Kılıçdaroğlu geçen Cuma günü Twitter’dan yaptığı konuşmada “ölümü göze aldım” deyiverdi.
Sandığa güle oynaya gidileceğini ve oradan da bayram havasıyla çıkılacağını sanan parlamentarist budalalar için bu konuşma yerinde bir uyarıdır. Kılıçdaroğlu bile “ölümden” söz ediyorsa, varın gerisini siz düşünün.
Her evin duvarında en az bir şehit resmi asılı olan Kürt halkı için “ölüm hoş geldi safa geldi”. Ama konuşan Kılıçdaroğlu. “Ölümüne mücadeleden” söz ediyor. Kulağına tehdit seslerinin gelmesi gereksiz. Mevcut rejimin üstün körü analizini yapmak, onunla mücadelede her türlü tehlikeyle karşı karşıya kalınacağını anlamaya yeter. Onun gerçekten de ölümü bile göze alacak kararlılıkta olup olmadığı tartışma götürse de, çıktığı yolda ölüm tehdidiyle karşı karşıya olduğunu biliyor olması kendi başına bize bu seçim sürecinin nelere gebe olduğunu anlatıyor. Buna Akşener’in bir avuç mermiyi avuçlayıp TBMM salonuna fırlatmasını da ekleyin.

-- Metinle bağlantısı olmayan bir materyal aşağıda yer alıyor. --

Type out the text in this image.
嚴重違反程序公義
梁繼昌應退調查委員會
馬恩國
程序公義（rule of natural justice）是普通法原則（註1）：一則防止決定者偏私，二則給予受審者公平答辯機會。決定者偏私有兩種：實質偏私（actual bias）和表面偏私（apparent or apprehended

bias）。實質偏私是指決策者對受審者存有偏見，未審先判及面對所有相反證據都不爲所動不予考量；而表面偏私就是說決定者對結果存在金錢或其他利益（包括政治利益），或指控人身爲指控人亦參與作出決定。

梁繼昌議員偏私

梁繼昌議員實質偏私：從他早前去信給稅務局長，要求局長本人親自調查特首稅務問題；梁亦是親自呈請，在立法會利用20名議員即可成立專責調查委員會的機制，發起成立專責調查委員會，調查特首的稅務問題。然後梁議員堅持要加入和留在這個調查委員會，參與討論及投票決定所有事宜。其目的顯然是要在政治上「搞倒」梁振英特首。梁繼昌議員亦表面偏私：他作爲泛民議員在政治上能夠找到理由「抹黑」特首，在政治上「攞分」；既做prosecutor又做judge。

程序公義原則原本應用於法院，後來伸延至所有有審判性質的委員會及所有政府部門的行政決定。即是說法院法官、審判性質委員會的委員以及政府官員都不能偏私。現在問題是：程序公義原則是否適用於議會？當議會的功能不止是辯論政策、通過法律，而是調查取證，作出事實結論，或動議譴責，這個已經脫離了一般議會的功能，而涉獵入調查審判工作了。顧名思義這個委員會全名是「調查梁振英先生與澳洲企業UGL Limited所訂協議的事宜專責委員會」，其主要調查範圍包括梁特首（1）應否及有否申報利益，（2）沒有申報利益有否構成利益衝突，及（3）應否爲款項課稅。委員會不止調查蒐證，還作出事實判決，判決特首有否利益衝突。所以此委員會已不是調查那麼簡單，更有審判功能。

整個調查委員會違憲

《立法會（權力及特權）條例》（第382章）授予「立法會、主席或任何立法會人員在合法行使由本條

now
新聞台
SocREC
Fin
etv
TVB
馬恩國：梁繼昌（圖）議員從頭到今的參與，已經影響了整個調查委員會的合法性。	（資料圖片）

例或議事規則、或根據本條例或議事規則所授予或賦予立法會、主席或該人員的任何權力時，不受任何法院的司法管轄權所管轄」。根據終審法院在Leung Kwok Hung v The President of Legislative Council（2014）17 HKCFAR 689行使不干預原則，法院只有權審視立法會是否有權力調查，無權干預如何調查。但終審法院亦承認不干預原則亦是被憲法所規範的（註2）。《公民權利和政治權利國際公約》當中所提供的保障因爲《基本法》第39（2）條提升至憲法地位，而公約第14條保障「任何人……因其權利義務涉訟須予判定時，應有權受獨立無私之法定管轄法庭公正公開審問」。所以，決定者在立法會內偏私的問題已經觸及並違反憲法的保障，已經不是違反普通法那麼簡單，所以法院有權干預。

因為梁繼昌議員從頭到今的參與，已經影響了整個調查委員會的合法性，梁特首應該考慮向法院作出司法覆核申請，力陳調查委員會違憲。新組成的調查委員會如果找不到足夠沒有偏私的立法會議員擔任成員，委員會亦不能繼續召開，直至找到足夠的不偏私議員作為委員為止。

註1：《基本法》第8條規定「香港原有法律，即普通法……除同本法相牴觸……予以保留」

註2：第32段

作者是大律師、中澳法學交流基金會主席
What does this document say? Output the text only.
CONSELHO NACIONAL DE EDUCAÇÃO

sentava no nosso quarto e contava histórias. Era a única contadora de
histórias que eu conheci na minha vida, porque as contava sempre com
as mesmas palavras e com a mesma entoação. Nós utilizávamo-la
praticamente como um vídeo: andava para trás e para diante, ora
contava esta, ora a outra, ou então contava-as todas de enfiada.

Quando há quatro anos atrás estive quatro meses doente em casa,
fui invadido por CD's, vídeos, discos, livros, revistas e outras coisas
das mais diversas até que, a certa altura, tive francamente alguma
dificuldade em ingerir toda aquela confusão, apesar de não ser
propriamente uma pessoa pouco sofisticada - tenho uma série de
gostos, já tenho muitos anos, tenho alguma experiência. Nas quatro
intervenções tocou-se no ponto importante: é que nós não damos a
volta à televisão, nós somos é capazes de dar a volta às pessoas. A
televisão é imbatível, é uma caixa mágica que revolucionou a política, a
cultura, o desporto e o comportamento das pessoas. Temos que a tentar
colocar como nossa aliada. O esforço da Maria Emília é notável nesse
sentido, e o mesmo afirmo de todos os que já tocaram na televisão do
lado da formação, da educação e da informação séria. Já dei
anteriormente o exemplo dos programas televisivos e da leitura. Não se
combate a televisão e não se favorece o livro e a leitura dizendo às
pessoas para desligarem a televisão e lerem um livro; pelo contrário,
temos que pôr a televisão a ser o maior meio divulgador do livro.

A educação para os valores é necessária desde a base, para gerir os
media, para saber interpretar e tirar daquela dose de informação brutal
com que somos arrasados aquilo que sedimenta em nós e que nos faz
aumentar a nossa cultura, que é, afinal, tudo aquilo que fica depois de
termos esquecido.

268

Bu satırları okuyanlar Yeşil Sol Parti’nin seçim bürolarının açılış toplantılarının “şenlikli” mitinglere dönüşmesini sakın eleştirmesin. Çünkü eleştirilmesi gereken halkın ölüme meydan okuyan halaylarla yola çıkması değil. Kimi siyaset erbabının bu halka “kolay zafer” vaat etmesidir. Bugünün Türkiyesi’nde parlamentarist ve legalist iyimserlikten daha tehlikeli bir politik eğilim yoktur. Çünkü halkı “kolay zafere” inandırmak, rejime sahte iyimser havayı tek bir mermiyle dağıtma fırsatı verir. Oysa tehlikelerden haberdar edilen ve tehlikenin üstüne halaylarla, horonlarla, şarkılarla, türkülerle yürüyen halktan bu defa rejim korkar.
Çok anlatılmış fıkrada olduğu gibi. Halka attığı her ekonomik kazıktan sonra halkın homurdanmasına aldırmayan müstebitin, attığı son kazıktan sonra halk sokaklarda bayram etmeye başlayınca korkuya kapılması boşuna değildir.
Kolay zafer inancı, bir de zafere yürüyen halkın örgütlerinde ortaya çıkacak beklenmedik “sorunlar” yüzünden de birdenbire karamsarlığa yol açar. Bitmeyen “tartışmalar”, karşılıklı öfkelenmeler, bıktıran usandıran suçlamalar bazan devlet teröründen bile daha etkili olabilir. Türk solunda tartışma bir defa başlayınca, onun bir sonuca ulaştığına pek şahit olunmamıştır. A konusunda başlayan herhangi bir önemsiz tartışma, alfabenin bütün harflerindeki konuları bir anda kapsamıştır. Sonuçta meydana gelen düşmanlıkların hangi harfle başladığı bile unutulmuştur.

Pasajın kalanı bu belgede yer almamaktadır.